Here's an oldy-but-a-goody that Pesall didn't mention: When you're 18, you're old enough to vote, but dag-nab it, you can't enter a bar and order a beer.
Well, let's see. Using Pesall's logic, we could argue that we trust 14-year-olds who have obtained a learner's permit behind the wheel of a car.
Teens at that "ripe" young age can also operate motorcycles with the proper learner's permit.
That's a lot of responsibility. Surely they should be allowed to legally purchase and drink beer, too. Right?
It's too bad Pesall didn't do his homework. Research by the Insurance Institute of Highway Safety shows that lowering the drinking age has been effective in reducing drinking and driving among teenagers.
When a number of states, including South Dakota, restored higher purchasing age laws in the 1980s, researchers found that nighttime fatal crashes among young drivers were reduced by 28 percent. A subsequent study in 26 states that raised minimum purchasing ages during 1975-84 estimated a 13 percent reduction in nighttime driver fatal crash involvement.
A drinking age of 21 is still having a positive effect among the state's youth. On Tuesday, Nov. 20, the South Dakota Youth Risk Behavior Survey Trend Report was released to the South Dakota Board of Education. The report presents data from Youth Risk Behavior Surveys administered from 1991 to 2005. Students in grades 9-12 at randomly selected public, private and Bureau of Indian Education schools participated in the survey.

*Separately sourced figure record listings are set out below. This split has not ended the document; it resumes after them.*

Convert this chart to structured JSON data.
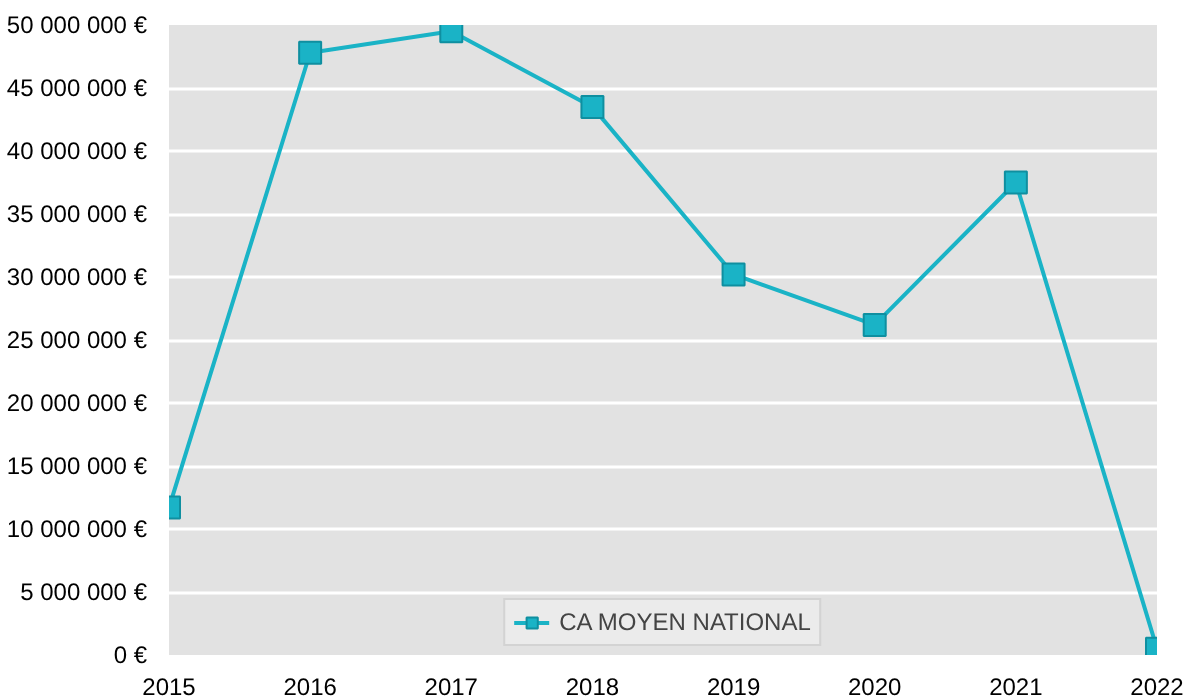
{
  "chart_data": {
    "type": "line",
    "x": [
      2015,
      2016,
      2017,
      2018,
      2019,
      2020,
      2021,
      2022
    ],
    "series": [
      {
        "name": "CA MOYEN NATIONAL",
        "color": "#1ab3c6",
        "values": [
          11700000,
          47800000,
          49500000,
          43500000,
          30200000,
          26200000,
          37500000,
          500000
        ]
      }
    ],
    "xlim": [
      2015,
      2022
    ],
    "xticks": [
      2015,
      2016,
      2017,
      2018,
      2019,
      2020,
      2021,
      2022
    ],
    "ylim": [
      0,
      50000000
    ],
    "yticks": [
      {
        "value": 0,
        "label": "0 €"
      },
      {
        "value": 5000000,
        "label": "5 000 000 €"
      },
      {
        "value": 10000000,
        "label": "10 000 000 €"
      },
      {
        "value": 15000000,
        "label": "15 000 000 €"
      },
      {
        "value": 20000000,
        "label": "20 000 000 €"
      },
      {
        "value": 25000000,
        "label": "25 000 000 €"
      },
      {
        "value": 30000000,
        "label": "30 000 000 €"
      },
      {
        "value": 35000000,
        "label": "35 000 000 €"
      },
      {
        "value": 40000000,
        "label": "40 000 000 €"
      },
      {
        "value": 45000000,
        "label": "45 000 000 €"
      },
      {
        "value": 50000000,
        "label": "50 000 000 €"
      }
    ],
    "grid": "y",
    "legend": "bottom center",
    "marker": "square",
    "line_style": "solid"
  }
}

Administered every other year, the Youth Risk Behavior Survey is a questionnaire that assesses the six priority health-risk behaviors that result in the greatest amount of morbidity, mortality, and social problems among youth.
These six priority health-risk behaviors include: injuries; tobacco use; alcohol and other drug use; sexual behaviors that result in HIV infection, other sexually transmitted diseases and unintended pregnancy; poor dietary behaviors; and physical inactivity.
Some of the major behavioral changes identified in the trend report include:
- Decrease in the percentage of students who, during the past 30 days, rode in a vehicle with a driver who had been drinking alcohol (50 percent in 1991 to 32 percent in 2005).
- Decrease in the percentage of students who, during the past 30 days, drove a vehicle when they had been drinking alcohol (28 percent in 1991 to 17 percent in 2005).
- Decrease in the percentage of students who reported binge drinking within the past month (41 percent in 1991 to 34 percent in 2005).
Notice that even though some substantial headway has been made in these three areas, there is still a lot of room for improvement. Can you picture these positive trends continuing if the drinkng age is lowered? No? We can't either.
"South Dakota is one of only three states that have been able to secure weighted data for every year the Youth Risk Behavior Survey has been conducted," said April Hodges, who is with the Department of Education's Coordinated School Health program. "Even though we are seeing improvement in a number of areas, the total percentage of students participating in some of these risky behaviors is still too high."
We hope Pesall will eventually realize his ideas about the state's drinking age are dangerous and without merit.